さすがに宗教的バックグラウンドもあるので、いろんな企業や個人から再建のための寄付が集まってきており、私も些少ながら浄銭をお送りするわけであります。出火の理由はまだ良く分からないようですが、何であれ良い形で再建されるといいなと思っております。

ノートルダム火災、寄付1千億円 大統領「5年で再建」:朝日新聞デジタル https://www.asahi.com/articles/ASM4K2475M4KUHBI00C.html

 一方で、フランスと言えばプラットフォーム事業者などに対するデジタル課税を行う予定のある先進国のひとつでして、そういうフランスに対してアメリカ系の多国籍企業が歴史的な宗教施設のために多額の寄付をするというのは何の冗談なんだろうとも思うわけです。

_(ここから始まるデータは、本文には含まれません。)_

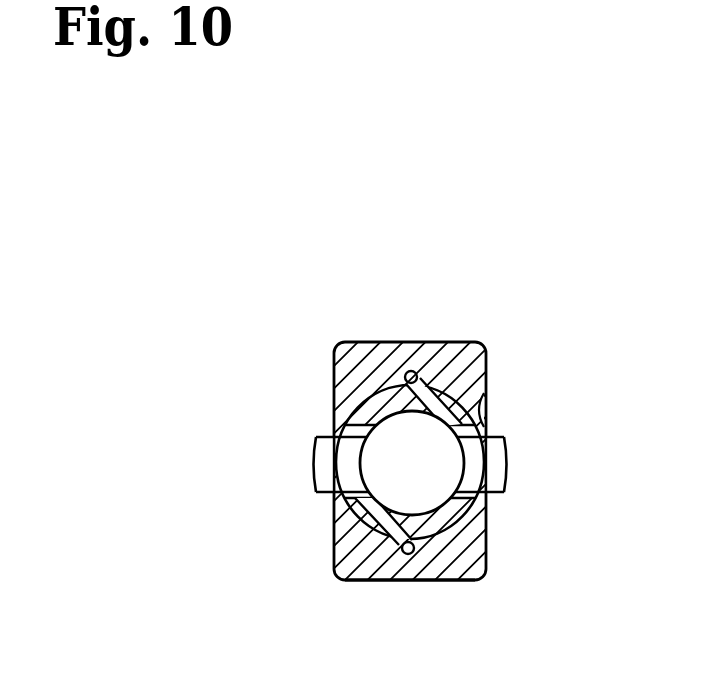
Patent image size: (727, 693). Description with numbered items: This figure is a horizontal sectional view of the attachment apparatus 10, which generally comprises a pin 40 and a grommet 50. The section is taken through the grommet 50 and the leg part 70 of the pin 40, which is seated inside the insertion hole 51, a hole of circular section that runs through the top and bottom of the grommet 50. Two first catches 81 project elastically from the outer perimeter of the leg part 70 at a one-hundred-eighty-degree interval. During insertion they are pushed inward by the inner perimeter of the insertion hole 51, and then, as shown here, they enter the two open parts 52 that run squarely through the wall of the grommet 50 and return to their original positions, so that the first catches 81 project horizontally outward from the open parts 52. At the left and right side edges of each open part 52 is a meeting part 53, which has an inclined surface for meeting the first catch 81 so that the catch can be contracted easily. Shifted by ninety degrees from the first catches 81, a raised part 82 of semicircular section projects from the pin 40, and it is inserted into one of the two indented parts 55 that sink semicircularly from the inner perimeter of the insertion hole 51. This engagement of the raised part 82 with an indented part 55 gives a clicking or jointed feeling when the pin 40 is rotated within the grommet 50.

The attachment apparatus 10 is at (267, 216).
The pin 40 is at (363, 465).
The grommet 50 is at (350, 345).
The insertion hole 51 is at (348, 590).
The open part 52 is at (338, 428).
The meeting part 53 is at (340, 512).
The indented part 55 is at (421, 375).
The leg part 70 is at (463, 540).
The first catch 81 is at (320, 463).
The raised part 82 is at (409, 372).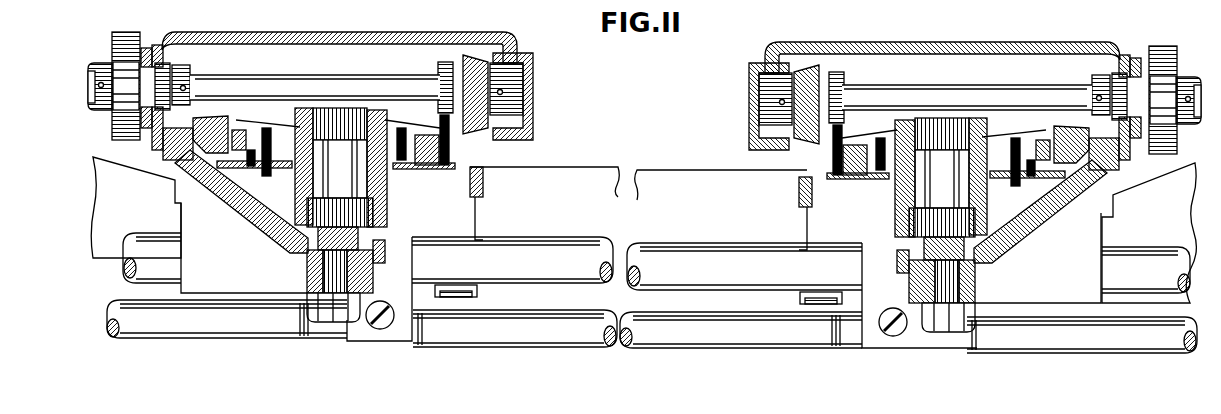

 さらには、現在少し沈静化しているとはいえフランスでは労働政策を巡って黄色いベスト運動が騒ぎになっていて、これらの問題を理解する態度を取り困窮したフランス人労働者に何らか資金を提供したという企業があったという話はあまり耳にしません。

 正直、これが世の中の摂理なんだなあと思うところが大です。目の前で困っている人たちよりも、歴史的建造物のほうが安全だから優先されるのだろうか、という意味で。